ORACLE DE L’AMERTUME
Quelques cris d’effroi au cœur des tempêtes, là où les mots émergent comme une prophétie incantatoire, révélation de l’amertume du monde. » Ces vagues éternelles de la vie, que la naissance et la mort élèvent et précipitent, repoussent et ramènent » (Staël)
Dans les lueurs qui scintillaient au couchant, la coloration du monde venait de changer de teintes, de fragrances, de perspectives, de sensations et bien plus encore, d’appréhension. Comme une imperceptible mouvance, ancrée dans l’instabilité. Même si en contre jour, il y avait encore ce suave goût d’antan, l’enchevêtrement des architectures souterraines se bousculait en attrape-rêves, balayant les habitudes les plus abouties, faussant les illusions de ce qui fût auparavant connu, perçu et entendu comme quasi intemporel.
Empli d’indifférence, face à ce lot de défiances, le monde était devenu cet effrayant territoire, uniformément désert. La vie s’en était allée, emportée dans la fuite du quotidien, laissant place à d’étranges sentiments d’amertume. Parcelles de vécus d’épopées lointaines, quelques lambeaux de souvenirs épars, tourbillonnaient dans la horde sauvage des saisons, changeant d’équinoxe sous l’opaque lueur d’interminables jours à paraitre.
Ce monde là, marqué par son exubérance, que certains purent un temps glorieux, penser et croire immuable, s’effritait en parcelles d’imprévisibilité, tout aussi vite que fondaient les impérieux icebergs de la banquise. Par la force des choses, la vibrance des éléments s’était bouleversée, la métamorphose s’accélérait sous l’empreinte de ceux qui se raccrochaient à quelques vertus falsifiées. La déflagration tonnait jusque dans les contrées les plus reculées.
Dans le flagellement des pluies diluviennes, des éclats de mer découpaient les paysages en fractions de polaroids délavés. Le temps venait de se figer dans l’instant, emprisonné dans les mors de l’étau des glaciers à la dérive. L’immensité de l’espace, n’étant plus qu’une succession de tableaux exposés sur les murs de ce musée désaffecté, tombé en disgrâce, charrié dans l’oubli du tourbillon des vent.
Devenu mortel, l’univers s’agglutinait en agrégats de néant, enseveli dans la nébuleuse de vies passées dans le trépas. Passé anéanti, englouti dans les ruines de l’instant, fugitif et précieux, aussi vif et capricieux que les mustangs sauvages, chevauchant au rythme de frénétiques cavalcades dans d’inhospitalières contrées.

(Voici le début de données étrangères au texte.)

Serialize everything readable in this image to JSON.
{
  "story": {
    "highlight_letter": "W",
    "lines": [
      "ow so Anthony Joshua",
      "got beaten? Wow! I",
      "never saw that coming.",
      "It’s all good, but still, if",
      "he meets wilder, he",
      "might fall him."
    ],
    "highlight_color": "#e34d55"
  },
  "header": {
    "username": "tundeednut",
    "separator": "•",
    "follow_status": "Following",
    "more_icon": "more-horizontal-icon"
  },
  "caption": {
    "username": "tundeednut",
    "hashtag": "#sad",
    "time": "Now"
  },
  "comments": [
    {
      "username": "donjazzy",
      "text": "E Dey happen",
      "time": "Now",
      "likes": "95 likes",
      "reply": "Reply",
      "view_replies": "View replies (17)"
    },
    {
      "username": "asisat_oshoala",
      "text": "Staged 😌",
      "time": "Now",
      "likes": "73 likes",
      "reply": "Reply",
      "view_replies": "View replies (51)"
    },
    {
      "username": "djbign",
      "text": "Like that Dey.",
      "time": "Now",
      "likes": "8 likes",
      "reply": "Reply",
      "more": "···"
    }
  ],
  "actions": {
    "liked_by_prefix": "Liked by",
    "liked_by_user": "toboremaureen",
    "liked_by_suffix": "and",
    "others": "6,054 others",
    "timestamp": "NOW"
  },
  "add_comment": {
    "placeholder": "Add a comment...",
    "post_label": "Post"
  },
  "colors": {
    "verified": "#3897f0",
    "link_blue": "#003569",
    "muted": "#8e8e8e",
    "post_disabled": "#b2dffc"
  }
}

Inexorable, la mouvance engloutissait des pans entiers d’alentour, il n’y avait plus ni saisons, ni horizon. Le tourbillon trahissait le chaos pour parachever ce qui demeurait incognito, anonyme. Somptueux présage dans la clameur du cycle des murmures, impuissants passagers d’une destinée crucifiée sur les hauteurs du Golgotha, dans l’esprit d’une renaissance sanctifiée, promesse d’éternité.
Ainsi, dans le plus grand silence, disparaissait la puissance de la création, pulvérisée sous des parcelles d’entendements, pour ne laisser place qu’à ce perpétuel renouvellement, tandis que les années égrenaient sans fin le sablier temporel. Sous la perspective de nouvelles prophéties, les panoramas changeaient de décor, les idées, les hommes, le décompte des jours, la fuite des temps, la perte des instants, éternel changement, implacable fatalité.
Éphémères, précaires, en sursis, c’est écrit, gravé dans l’instant, juste de passage, quelconque brin de poussière. Message subversif, ni faiblesse, ni lâcheté. A la cime de la vie, où la mort précipite.